Senate Pro Tem Lee Schoenbeck said he told his fellow Republicans, “we’ve just got to be kind for two months," to encourage them to take virus precautions.
Schoenbeck, a Republican from Watertown, acklowledged the risk of holding an in-person session, saying, “If one of my friends in the Senate ends up on a vent, we’re going home.”
The state has seen its average number of virus cases reported each day level off over the last two weeks at about 400 cases a day, according to Johns Hopkins researchers. The Department of Health on Wednesday reported 452 new cases, as well as 19 deaths from the virus. The new virus deaths brought the overall death toll to 1,604 people.
Schoenbeck also said that an outbreak among legislative staff, who do the grind work of writing bills, taking minutes and organizing the day-to-day work of lawmakers, could threaten to cripple the session.
Other Republicans remained less concerned about the virus or wearing masks, saying that the virus had already hit enough people that it was likely infections would spread slowly.
Reps. Arch Beal and Rebecca Reimer, both Republicans, chatted on the House floor while their masks sat unused on their side-by-side desks.

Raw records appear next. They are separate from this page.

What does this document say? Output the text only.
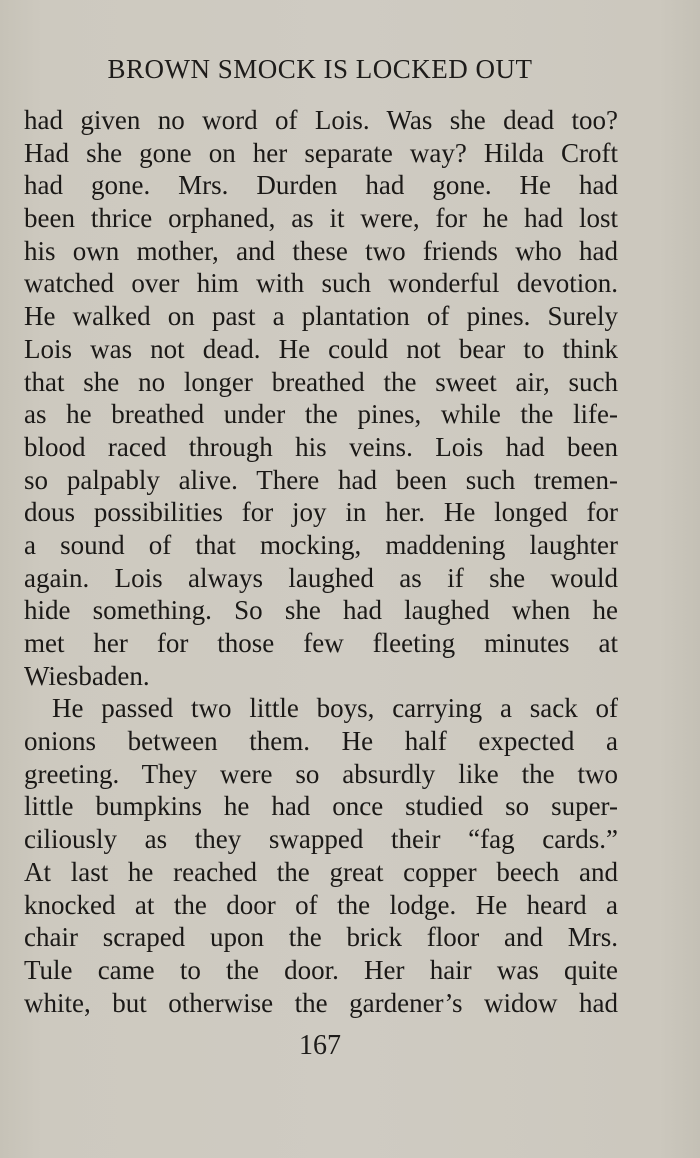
BROWN SMOCK IS LOCKED OUT
had given no word of Lois. Was she dead too?
Had she gone on her separate way? Hilda Croft
had gone. Mrs. Durden had gone. He had
been thrice orphaned, as it were, for he had lost
his own mother, and these two friends who had
watched over him with such wonderful devotion.
He walked on past a plantation of pines. Surely
Lois was not dead. He could not bear to think
that she no longer breathed the sweet air, such
as he breathed under the pines, while the life-
blood raced through his veins. Lois had been
so palpably alive. There had been such tremen-
dous possibilities for joy in her. He longed for
a sound of that mocking, maddening laughter
again. Lois always laughed as if she would
hide something. So she had laughed when he
met her for those few fleeting minutes at
Wiesbaden.
He passed two little boys, carrying a sack of
onions between them. He half expected a
greeting. They were so absurdly like the two
little bumpkins he had once studied so super-
ciliously as they swapped their “fag cards.”
At last he reached the great copper beech and
knocked at the door of the lodge. He heard a
chair scraped upon the brick floor and Mrs.
Tule came to the door. Her hair was quite
white, but otherwise the gardener’s widow had
167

Both espoused taking vitamins to ward off serious illness from the virus and said they would wear masks when around others who wore them.
“I feel that if I'm going to get it, I'm going to get it," Beal said. “I'm not going to play games with masks.”
But Democrats, who hold just 11 seats in the statehouse, charged that Republicans were not doing enough to accomodate for the virus and that the conditions at the Capitol violate recommendations from the Centers for Disease Control and Prevention. They were unsuccessful in a push for rules that would allow lawmakers to participate remotely if a doctor recommended it.
“We're forcing people who represent their constituents to work in an unsafe environment and that's wrong,” said Sen. Reynold Nesiba, a Sioux Falls Democrat. “Frankly, we haven't taken it seriously here in the South Dakota Capitol.”